Il pellegrino lombardo, Per una nuova cucina siciliana, C. Passera, magazine n.8
È capitato tempo fa: gara tra giovani cuochi emergenti. Io ad assistere, mi si avvicina un famoso chef, addentiamo il medesimo assaggio: brutto da vedere, un po’ sgraziato nella realizzazione, però piuttosto goloso: «Diciamo la verità: con queste materie prime eccezionali, è impossibile fare piatti davvero cattivi», mi sussurra maligna la toque all’orecchio. Eravamo in Puglia, ma il medesimo episodio si sarebbe potuto registrare ovunque, al Sud. Anche in Sicilia.

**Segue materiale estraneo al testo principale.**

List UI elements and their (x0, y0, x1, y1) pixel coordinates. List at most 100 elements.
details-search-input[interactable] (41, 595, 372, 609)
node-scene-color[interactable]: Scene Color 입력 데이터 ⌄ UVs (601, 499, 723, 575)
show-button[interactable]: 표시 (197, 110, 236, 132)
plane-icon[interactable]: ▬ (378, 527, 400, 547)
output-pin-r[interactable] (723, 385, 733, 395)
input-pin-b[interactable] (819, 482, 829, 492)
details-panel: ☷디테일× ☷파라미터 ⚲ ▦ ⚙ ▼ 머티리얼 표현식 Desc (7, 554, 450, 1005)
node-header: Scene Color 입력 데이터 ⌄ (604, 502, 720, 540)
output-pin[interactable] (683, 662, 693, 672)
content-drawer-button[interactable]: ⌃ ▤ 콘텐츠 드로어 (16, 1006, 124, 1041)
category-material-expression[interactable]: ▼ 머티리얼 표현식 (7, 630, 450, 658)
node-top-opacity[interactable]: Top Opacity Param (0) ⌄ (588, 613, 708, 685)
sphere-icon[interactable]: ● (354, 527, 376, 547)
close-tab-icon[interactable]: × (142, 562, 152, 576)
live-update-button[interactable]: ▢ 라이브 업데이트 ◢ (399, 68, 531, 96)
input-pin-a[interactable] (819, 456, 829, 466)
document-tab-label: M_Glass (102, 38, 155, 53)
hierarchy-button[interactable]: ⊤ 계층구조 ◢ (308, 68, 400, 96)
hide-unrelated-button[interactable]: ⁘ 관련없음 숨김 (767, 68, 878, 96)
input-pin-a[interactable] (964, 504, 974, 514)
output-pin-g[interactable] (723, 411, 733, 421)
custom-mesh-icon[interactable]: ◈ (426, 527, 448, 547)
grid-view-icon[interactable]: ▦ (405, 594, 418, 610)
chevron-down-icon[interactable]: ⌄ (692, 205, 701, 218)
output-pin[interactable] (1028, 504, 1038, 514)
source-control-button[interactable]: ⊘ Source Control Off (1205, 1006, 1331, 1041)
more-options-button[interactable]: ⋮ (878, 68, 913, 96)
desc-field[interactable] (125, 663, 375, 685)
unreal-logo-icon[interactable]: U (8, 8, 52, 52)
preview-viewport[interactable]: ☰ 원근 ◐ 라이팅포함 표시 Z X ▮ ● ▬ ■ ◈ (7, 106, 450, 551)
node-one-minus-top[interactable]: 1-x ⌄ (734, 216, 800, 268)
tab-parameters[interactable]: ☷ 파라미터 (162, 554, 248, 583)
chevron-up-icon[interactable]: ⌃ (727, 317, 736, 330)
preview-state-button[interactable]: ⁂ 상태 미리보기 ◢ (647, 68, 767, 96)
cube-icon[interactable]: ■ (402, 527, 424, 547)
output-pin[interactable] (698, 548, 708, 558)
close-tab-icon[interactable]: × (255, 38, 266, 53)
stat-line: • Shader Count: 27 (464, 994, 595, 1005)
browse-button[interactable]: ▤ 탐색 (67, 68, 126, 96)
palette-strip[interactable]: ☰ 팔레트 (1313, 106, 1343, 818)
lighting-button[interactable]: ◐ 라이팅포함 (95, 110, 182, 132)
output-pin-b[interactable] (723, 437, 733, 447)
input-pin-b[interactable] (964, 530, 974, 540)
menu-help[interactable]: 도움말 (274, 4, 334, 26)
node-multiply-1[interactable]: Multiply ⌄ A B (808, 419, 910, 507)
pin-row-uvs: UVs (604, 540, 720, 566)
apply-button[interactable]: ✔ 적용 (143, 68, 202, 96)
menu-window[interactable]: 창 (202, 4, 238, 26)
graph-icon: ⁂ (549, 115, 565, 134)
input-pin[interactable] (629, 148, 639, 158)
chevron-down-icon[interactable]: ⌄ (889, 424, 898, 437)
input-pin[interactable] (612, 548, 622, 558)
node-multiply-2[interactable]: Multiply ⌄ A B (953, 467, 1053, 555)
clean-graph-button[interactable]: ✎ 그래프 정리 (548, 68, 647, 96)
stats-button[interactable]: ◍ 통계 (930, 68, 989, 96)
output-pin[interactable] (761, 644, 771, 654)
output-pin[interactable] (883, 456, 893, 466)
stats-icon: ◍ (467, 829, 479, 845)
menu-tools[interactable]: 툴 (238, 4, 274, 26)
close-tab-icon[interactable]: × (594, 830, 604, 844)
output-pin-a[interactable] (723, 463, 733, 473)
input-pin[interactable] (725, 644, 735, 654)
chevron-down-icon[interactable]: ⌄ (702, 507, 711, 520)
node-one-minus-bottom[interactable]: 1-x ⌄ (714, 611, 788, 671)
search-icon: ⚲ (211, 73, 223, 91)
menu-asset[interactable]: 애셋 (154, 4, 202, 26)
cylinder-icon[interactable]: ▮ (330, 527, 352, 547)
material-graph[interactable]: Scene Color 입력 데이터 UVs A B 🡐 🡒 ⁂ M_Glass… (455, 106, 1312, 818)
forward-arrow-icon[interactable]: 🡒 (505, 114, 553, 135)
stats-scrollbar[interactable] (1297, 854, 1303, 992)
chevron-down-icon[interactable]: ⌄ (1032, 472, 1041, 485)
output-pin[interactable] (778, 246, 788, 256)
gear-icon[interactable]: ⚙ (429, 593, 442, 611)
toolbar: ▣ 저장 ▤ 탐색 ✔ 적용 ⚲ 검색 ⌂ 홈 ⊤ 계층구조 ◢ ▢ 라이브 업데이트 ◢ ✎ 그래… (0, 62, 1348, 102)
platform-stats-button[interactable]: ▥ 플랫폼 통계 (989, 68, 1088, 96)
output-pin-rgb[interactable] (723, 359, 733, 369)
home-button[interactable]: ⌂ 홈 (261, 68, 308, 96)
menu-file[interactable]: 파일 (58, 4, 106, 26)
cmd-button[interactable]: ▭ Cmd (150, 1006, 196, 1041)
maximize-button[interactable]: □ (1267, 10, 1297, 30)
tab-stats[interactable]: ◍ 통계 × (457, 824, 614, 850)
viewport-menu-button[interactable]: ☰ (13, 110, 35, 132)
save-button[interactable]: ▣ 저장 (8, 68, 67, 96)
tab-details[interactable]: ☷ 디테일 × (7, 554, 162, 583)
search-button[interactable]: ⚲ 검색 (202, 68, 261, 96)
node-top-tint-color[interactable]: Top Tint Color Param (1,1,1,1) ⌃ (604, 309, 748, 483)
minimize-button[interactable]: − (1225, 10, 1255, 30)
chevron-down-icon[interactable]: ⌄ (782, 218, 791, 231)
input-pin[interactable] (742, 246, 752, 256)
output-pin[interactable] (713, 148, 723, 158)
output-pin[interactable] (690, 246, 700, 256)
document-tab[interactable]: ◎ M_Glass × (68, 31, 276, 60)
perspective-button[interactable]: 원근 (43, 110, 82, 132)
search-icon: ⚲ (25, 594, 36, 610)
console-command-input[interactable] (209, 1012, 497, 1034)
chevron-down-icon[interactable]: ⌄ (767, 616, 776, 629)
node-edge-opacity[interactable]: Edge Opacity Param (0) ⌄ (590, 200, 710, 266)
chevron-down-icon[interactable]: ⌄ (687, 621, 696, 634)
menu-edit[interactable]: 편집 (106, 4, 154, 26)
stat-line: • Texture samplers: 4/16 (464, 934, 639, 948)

Uno dice: è una fortuna poter disporre di un patrimonio agroalimentare così eccezionale. Vero, verissimo, ma basta questo per fare alta cucina? Certo siamo in Italia, dove il prodotto è principe. Sottolineava Massimo Bottura: «Quali sono le maggiori tradizioni culinarie del mondo? Io dico la francese, la cinese, la giapponese, l’italiana». Poi le accoppiava: «Le prime due puntano sulla tecnica, sulla trasformazione del prodotto in cucina. Le altre invece – ossia la nostra e la nipponica – hanno sviluppato un’altra mentalità, un altro atteggiamento: noi e loro abbiamo l’ossessione dell’ingrediente. C’è anche la tecnica, certo: ma questa viene sempre vista come al servizio della materia prima. In questo senso, lo chef rimane quasi defilato, in secondo piano».

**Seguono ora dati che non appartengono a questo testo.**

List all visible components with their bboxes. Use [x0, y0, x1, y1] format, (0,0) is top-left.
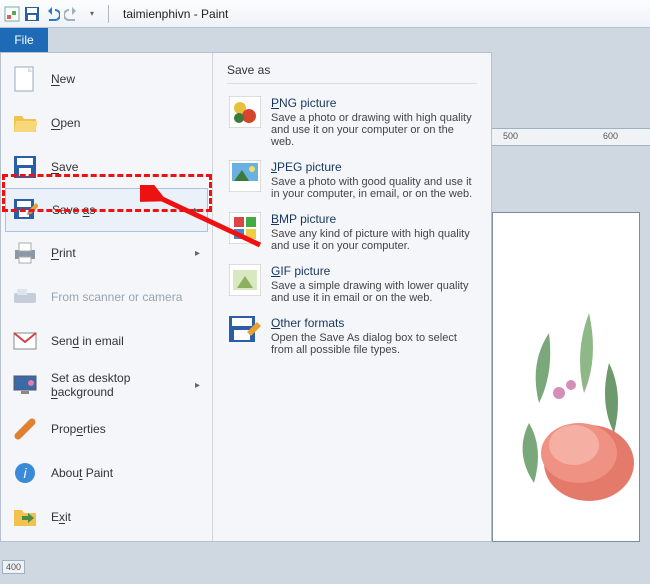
- other-formats-icon: [229, 316, 261, 348]
- file-menu: New Open Save Save as Print From scanner…: [0, 52, 492, 542]
- menu-exit[interactable]: Exit: [1, 495, 212, 539]
- scanner-icon: [13, 285, 37, 309]
- gif-desc: Save a simple drawing with lower quality…: [271, 280, 475, 304]
- properties-icon: [13, 417, 37, 441]
- save-icon[interactable]: [24, 6, 40, 22]
- window-title: taimienphivn - Paint: [123, 7, 228, 21]
- ruler-tick-v: 400: [2, 560, 25, 574]
- new-icon: [13, 67, 37, 91]
- email-icon: [13, 329, 37, 353]
- submenu-title: Save as: [227, 63, 477, 84]
- menu-properties[interactable]: Properties: [1, 407, 212, 451]
- menu-about[interactable]: i About Paint: [1, 451, 212, 495]
- desktop-icon: [13, 373, 37, 397]
- save-as-jpeg[interactable]: JPEG pictureSave a photo with good quali…: [227, 154, 477, 206]
- menu-save[interactable]: Save: [1, 145, 212, 189]
- save-icon: [13, 155, 37, 179]
- file-menu-left: New Open Save Save as Print From scanner…: [1, 53, 213, 541]
- menu-scanner: From scanner or camera: [1, 275, 212, 319]
- menu-scanner-label: From scanner or camera: [51, 290, 200, 304]
- app-icon: [4, 6, 20, 22]
- file-tab[interactable]: File: [0, 28, 48, 52]
- redo-icon[interactable]: [64, 6, 80, 22]
- save-as-other[interactable]: Other formatsOpen the Save As dialog box…: [227, 310, 477, 362]
- menu-new-label: ew: [60, 72, 75, 86]
- quick-access-toolbar: ▾: [4, 5, 113, 23]
- open-icon: [13, 111, 37, 135]
- menu-save-as[interactable]: Save as: [5, 188, 208, 232]
- menu-email[interactable]: Send in email: [1, 319, 212, 363]
- bmp-icon: [229, 212, 261, 244]
- canvas[interactable]: [492, 212, 640, 542]
- exit-icon: [13, 505, 37, 529]
- menu-print[interactable]: Print: [1, 231, 212, 275]
- bmp-desc: Save any kind of picture with high quali…: [271, 228, 475, 252]
- menu-new[interactable]: New: [1, 57, 212, 101]
- png-desc: Save a photo or drawing with high qualit…: [271, 112, 475, 148]
- save-as-bmp[interactable]: BMP pictureSave any kind of picture with…: [227, 206, 477, 258]
- gif-icon: [229, 264, 261, 296]
- menu-desktop-bg[interactable]: Set as desktop background: [1, 363, 212, 407]
- qat-dropdown-icon[interactable]: ▾: [84, 6, 100, 22]
- jpeg-icon: [229, 160, 261, 192]
- save-as-submenu: Save as PNG pictureSave a photo or drawi…: [213, 53, 491, 541]
- save-as-gif[interactable]: GIF pictureSave a simple drawing with lo…: [227, 258, 477, 310]
- titlebar: ▾ taimienphivn - Paint: [0, 0, 650, 28]
- jpeg-desc: Save a photo with good quality and use i…: [271, 176, 475, 200]
- save-as-png[interactable]: PNG pictureSave a photo or drawing with …: [227, 90, 477, 154]
- save-as-icon: [14, 198, 38, 222]
- undo-icon[interactable]: [44, 6, 60, 22]
- canvas-image: [492, 273, 640, 533]
- ruler-tick: 600: [603, 131, 618, 141]
- print-icon: [13, 241, 37, 265]
- png-icon: [229, 96, 261, 128]
- about-icon: i: [13, 461, 37, 485]
- menu-open[interactable]: Open: [1, 101, 212, 145]
- ruler-tick: 500: [503, 131, 518, 141]
- other-desc: Open the Save As dialog box to select fr…: [271, 332, 475, 356]
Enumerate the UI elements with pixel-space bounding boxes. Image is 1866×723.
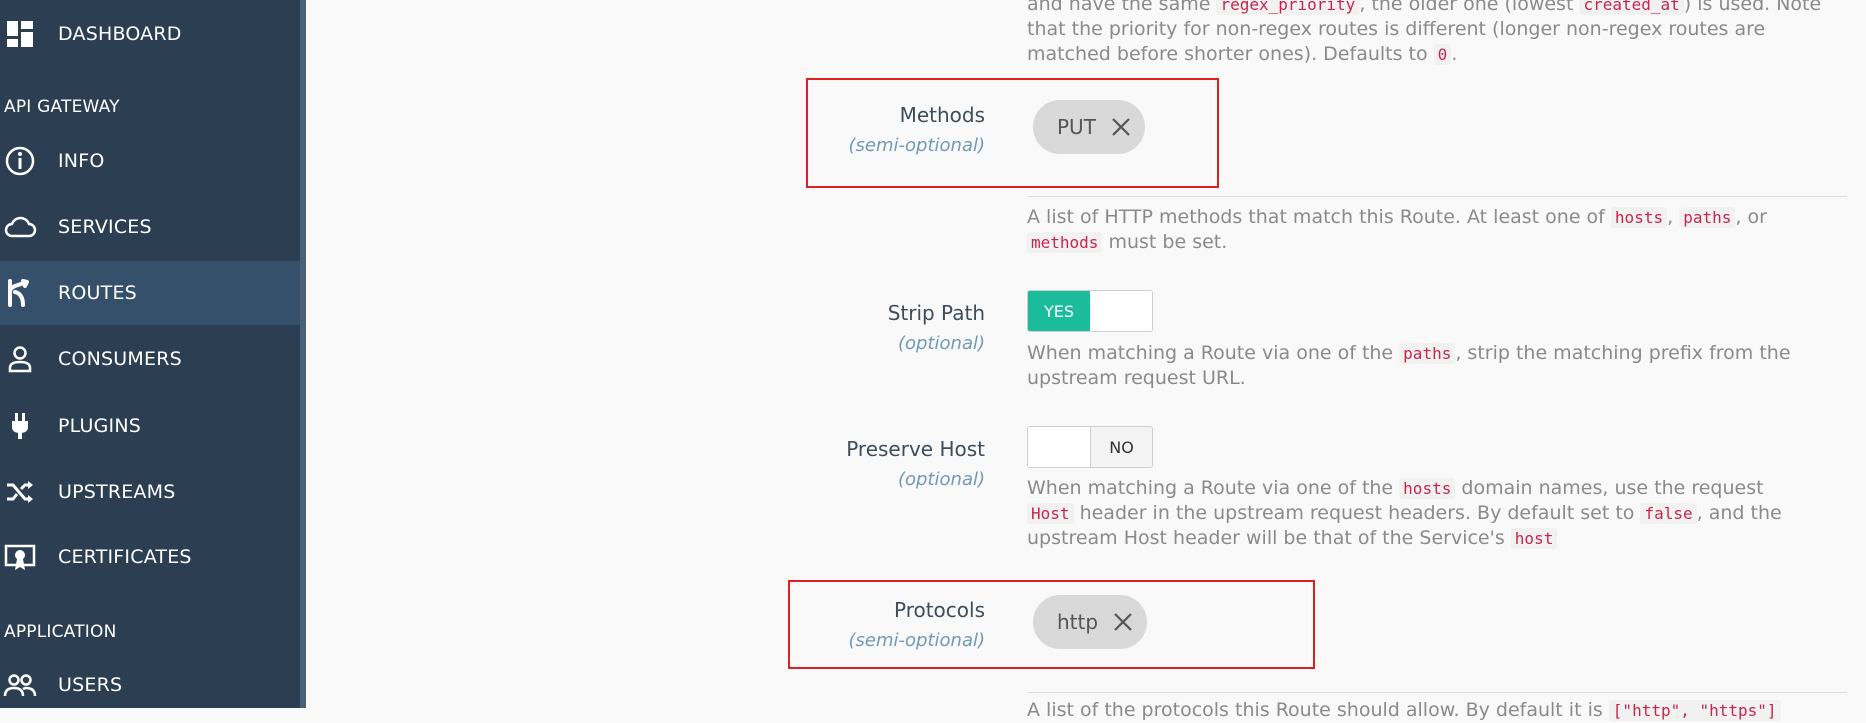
divider (1027, 196, 1847, 197)
sidebar-item-users[interactable]: USERS (0, 653, 300, 708)
preserve-host-label: Preserve Host (846, 437, 985, 461)
cloud-icon (2, 209, 38, 245)
sidebar-item-label: INFO (58, 150, 105, 172)
protocols-help: A list of the protocols this Route shoul… (1027, 698, 1847, 723)
strip-path-toggle[interactable]: YES (1027, 290, 1153, 332)
preserve-host-toggle-no: NO (1091, 427, 1152, 467)
sidebar: DASHBOARD API GATEWAY INFO SERVICES ROUT… (0, 0, 306, 708)
user-icon (2, 341, 38, 377)
sidebar-item-label: UPSTREAMS (58, 481, 176, 503)
sidebar-item-consumers[interactable]: CONSUMERS (0, 327, 300, 391)
sidebar-item-label: SERVICES (58, 216, 152, 238)
sidebar-item-label: CONSUMERS (58, 348, 182, 370)
methods-sub-label: (semi-optional) (848, 135, 985, 156)
method-chip: PUT (1033, 100, 1145, 154)
sidebar-item-label: USERS (58, 674, 123, 696)
dashboard-icon (2, 16, 38, 52)
section-heading-application: APPLICATION (4, 622, 117, 642)
strip-path-sub-label: (optional) (898, 333, 985, 354)
users-icon (2, 667, 38, 703)
strip-path-toggle-yes: YES (1028, 291, 1090, 331)
regex-priority-help: and have the same regex_priority, the ol… (1027, 0, 1847, 67)
protocols-label: Protocols (893, 598, 985, 622)
methods-label: Methods (899, 103, 985, 127)
protocol-chip: http (1033, 595, 1147, 649)
preserve-host-toggle[interactable]: NO (1027, 426, 1153, 468)
preserve-host-sub-label: (optional) (898, 469, 985, 490)
certificate-icon (2, 539, 38, 575)
methods-help: A list of HTTP methods that match this R… (1027, 206, 1767, 253)
remove-method-close-icon[interactable] (1110, 116, 1132, 138)
methods-highlight-box (806, 78, 1219, 188)
sidebar-item-dashboard[interactable]: DASHBOARD (0, 2, 300, 66)
sidebar-item-label: DASHBOARD (58, 23, 182, 45)
method-chip-label: PUT (1057, 115, 1096, 139)
strip-path-label: Strip Path (887, 301, 985, 325)
sidebar-item-label: ROUTES (58, 282, 137, 304)
protocols-sub-label: (semi-optional) (848, 630, 985, 651)
divider (1027, 692, 1847, 693)
preserve-host-help: When matching a Route via one of the hos… (1027, 477, 1782, 549)
sidebar-item-plugins[interactable]: PLUGINS (0, 394, 300, 458)
sidebar-item-routes[interactable]: ROUTES (0, 261, 300, 325)
shuffle-icon (2, 474, 38, 510)
routes-icon (2, 275, 38, 311)
sidebar-item-services[interactable]: SERVICES (0, 195, 300, 259)
info-icon (2, 143, 38, 179)
remove-protocol-close-icon[interactable] (1112, 611, 1134, 633)
sidebar-item-info[interactable]: INFO (0, 129, 300, 193)
protocol-chip-label: http (1057, 610, 1099, 634)
sidebar-item-label: CERTIFICATES (58, 546, 192, 568)
sidebar-item-upstreams[interactable]: UPSTREAMS (0, 460, 300, 524)
plug-icon (2, 408, 38, 444)
sidebar-item-certificates[interactable]: CERTIFICATES (0, 525, 300, 589)
strip-path-help: When matching a Route via one of the pat… (1027, 342, 1791, 389)
section-heading-api-gateway: API GATEWAY (4, 97, 120, 117)
sidebar-item-label: PLUGINS (58, 415, 142, 437)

Quindi è come se l’Italia in generale, ma il Meridione in particolare, in una gara sui 100 metri, partisse 30 più avanti degli altri, grazie alle delizie della natura che può vantare. Basta per vincere? Aiuta molto: ma poi bisogna sprintare comunque; se si corricchia distratti godendosi il vantaggio iniziale, si finisce giù dal podio.
È quello che è successo anche all’alta cucina siciliana. Che, intendiamoci, ha grandi maestri, fantastici interpreti: ma è possibile che un’isola dal potenziale così pazzesco non abbia mai annoverato, per dire, un proprio tre stelle? Incrociamo le dita per chi è a un passo: Ciccio Sultano, Pino Cuttaia, Vincenzo Candiano, Massimo Mantarro già sono a un’incollatura dal massimo trofeo. Nel medesimo tempo, è indispensabile puntare anche sulla successiva generazione di chef, che è numerosa e agguerrita come mai in passato. La domanda dunque è: come può una tavola siciliana moderna affermare con forza la propria identità specifica, all’interno di quel grande contenitore di storia (anche) prelibata che è il Mediterraneo? (A proposito ottima l’iniziativa di Cuttaia di raccontare tutto questo con la sua nuova kermesse, Cookin’ Med).

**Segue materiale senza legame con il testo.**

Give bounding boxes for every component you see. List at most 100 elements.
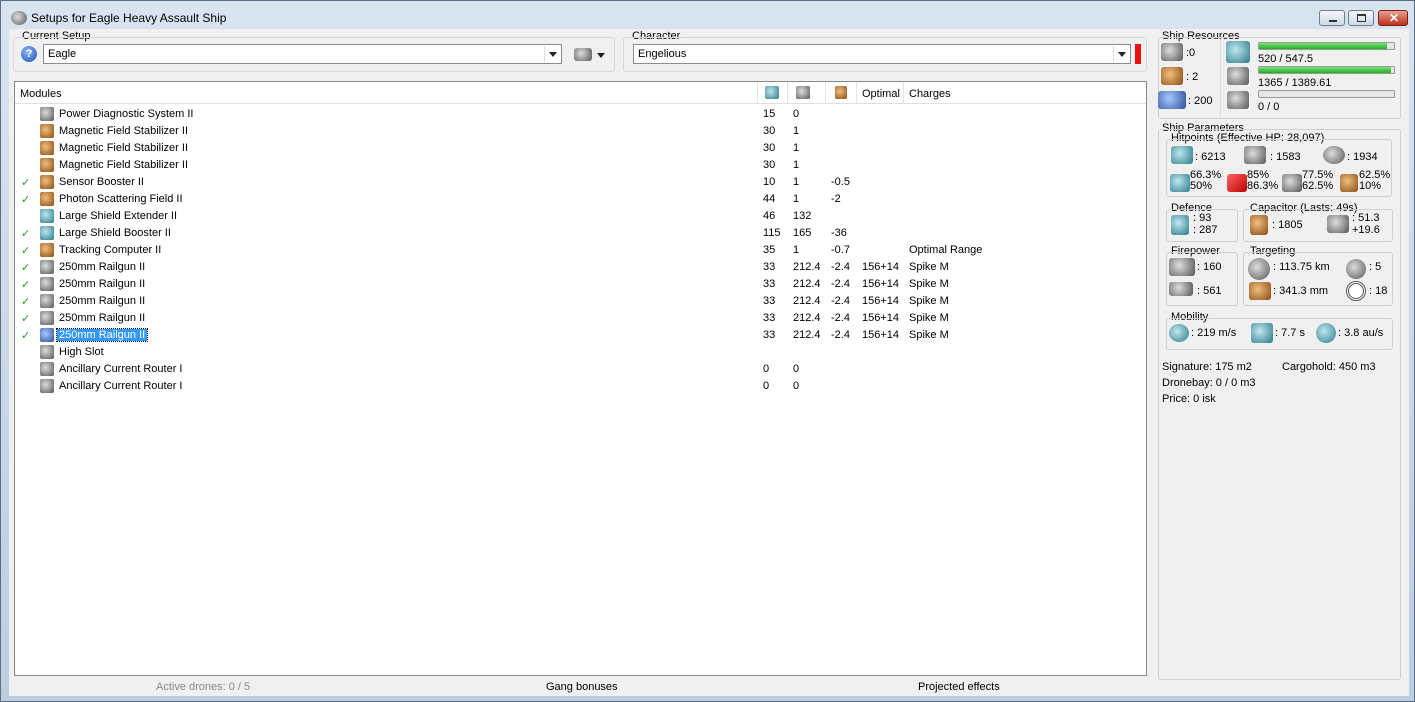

Partire dal prodotto, certo. Ma poi lavorare molto sulla complessità, l’equilibrio: perché troppo spesso la forza straordinaria della materia prima di Trinacria fa aggio su tutto il resto. Alta cucina è innanzi tutto armonia, mentre certe interpretazioni muscolari del sapore, certe sferzate al palato, risultano oggi e risulteranno sempre gradevoli, probabilmente applaudite anche dal turista, ma non consentiranno mai di conseguire il definitivo salto di qualità, quello in grado di consacrare una somma scuola locale: fatto che sarebbe straordinario di per sé, ma ancor più perché, come sempre accade, questa sarebbe/sarà in grado di trainare tutto il comparto, di stimolare una clonazione fertile, di diffondere uno stile contemporaneo tanto poderoso da diventare la strada del futuro. Il faro che illumina tutto e tutti, non solo l’eccellenza destinata a pochi.
Per ottenere tutto questo è indispensabile il confronto, capace di sprovincializzare. E davvero la new wave di chef isolani tanto ha girato l’Italia e il mondo, tanto ha appreso: ed è in grado di riportare in Sicilia tali conoscenze, non per copiarne il modello, ma per elaborarne uno proprio, originale, più consapevole. È anche importante che un grandissimo come il friulano Andrea Berton si stia prestando, col suo nuovo indirizzo a Cefalù, a fornire la propria personale interpretazione della cucina sicula.
Dunque: non sentitevi spossessati da iniziative come questa, guardatele anzi con favore: perché rappresentano un ulteriore apporto, in questo caso esterno – dunque filtrato da mentalità diverse; e non c’è come guardare la realtà con altri occhiali, per accorgersi di sfumature che passavano inosservate – all’elaborazione di una vostra grande Nuova Cucina Siciliana, figlia della tradizione, imperniata sul prodotto, proiettata verso il mondo. Il momento è ora.